A major component of these lab classes is the presentation and analysis of data using charts and graphs. In this section of physicsthisweek.com, I’ve added information on how to use Microsoft Excel in physics classes to plot this data.
Why use Excel?
There are many spreadsheet options available, from free versions like Google Docs or Open Office, to expensive ones like Microsoft Excel. Why would you use the expensive version? There are several reasons. The first is that you are likely already somewhat familiar with Excel. Many schools use it in Keyboarding and Introductory Computer classes. I’ve taught at colleges where all students were required to show basic computer proficiency, and Microsoft products were the standard. It is also likely that if you are a scientist or a student becoming a scientist, Microsoft products are available for free or nearly free through marketing deals that your campus has made. Because of these deals, it is also likely that any collaborators you have will also use Microsoft products. Compatibility is an important consideration.
What you are up against
Excel was originally designed for business users with relatively simple graphing needs. In fact, the software still refers to graphs as “charts”. With this in mind, it is easy to understand why the default settings produce large data points and use lots of color. When you have less than 10 data points and are only comparing two or three different things, big colorful dots and squares make sense. A sales manager would make a chart of sales over the past few months. Throughout the rest of the website, I will call the items we are producing “graphs”, even though some of the menus refer to charts and chart options.

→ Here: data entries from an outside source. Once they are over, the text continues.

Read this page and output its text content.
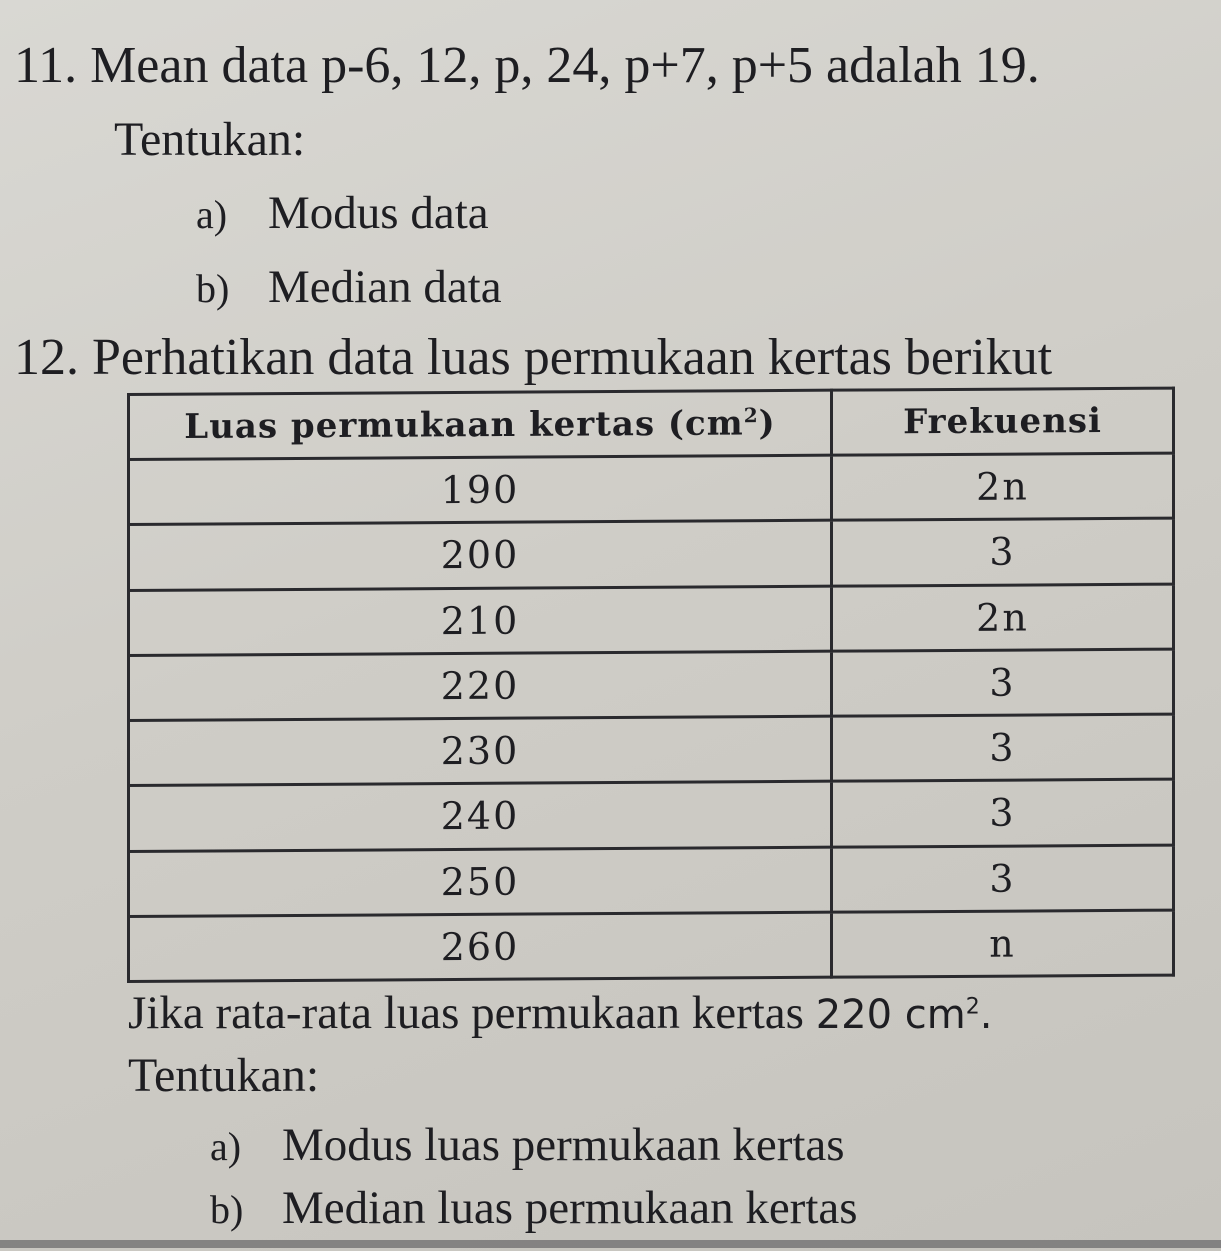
11. Mean data p-6, 12, p, 24, p+7, p+5 adalah 19.
Tentukan:
a) Modus data
b) Median data
12. Perhatikan data luas permukaan kertas berikut
Luas permukaan kertas $(cm^2)$	Frekuensi
190	2n
200	3
210	2n
220	3
230	3
240	3
250	3
260	n
Jika rata-rata luas permukaan kertas 220 $cm^2$.
Tentukan:
a) Modus luas permukaan kertas
b) Median luas permukaan kertas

Excel has a tendency to use color poorly. The default font and line colors tend to be grey, and will often look washed out. Numbers on axes will have different numbers of digits because the default settings remove trailing zeroes.
You also need to consider the method of presentation. A graph that looks great on a PowerPoint slide might be unreadable when reduced down to an 8.5 cm wide image for publication, especially if you don’t consider the resolution (in dots per inch: dpi).
In this section of the website, I’ll show you how to use Microsoft Excel in physics classes to make graphs that are useful for analyzing your data and look great as well.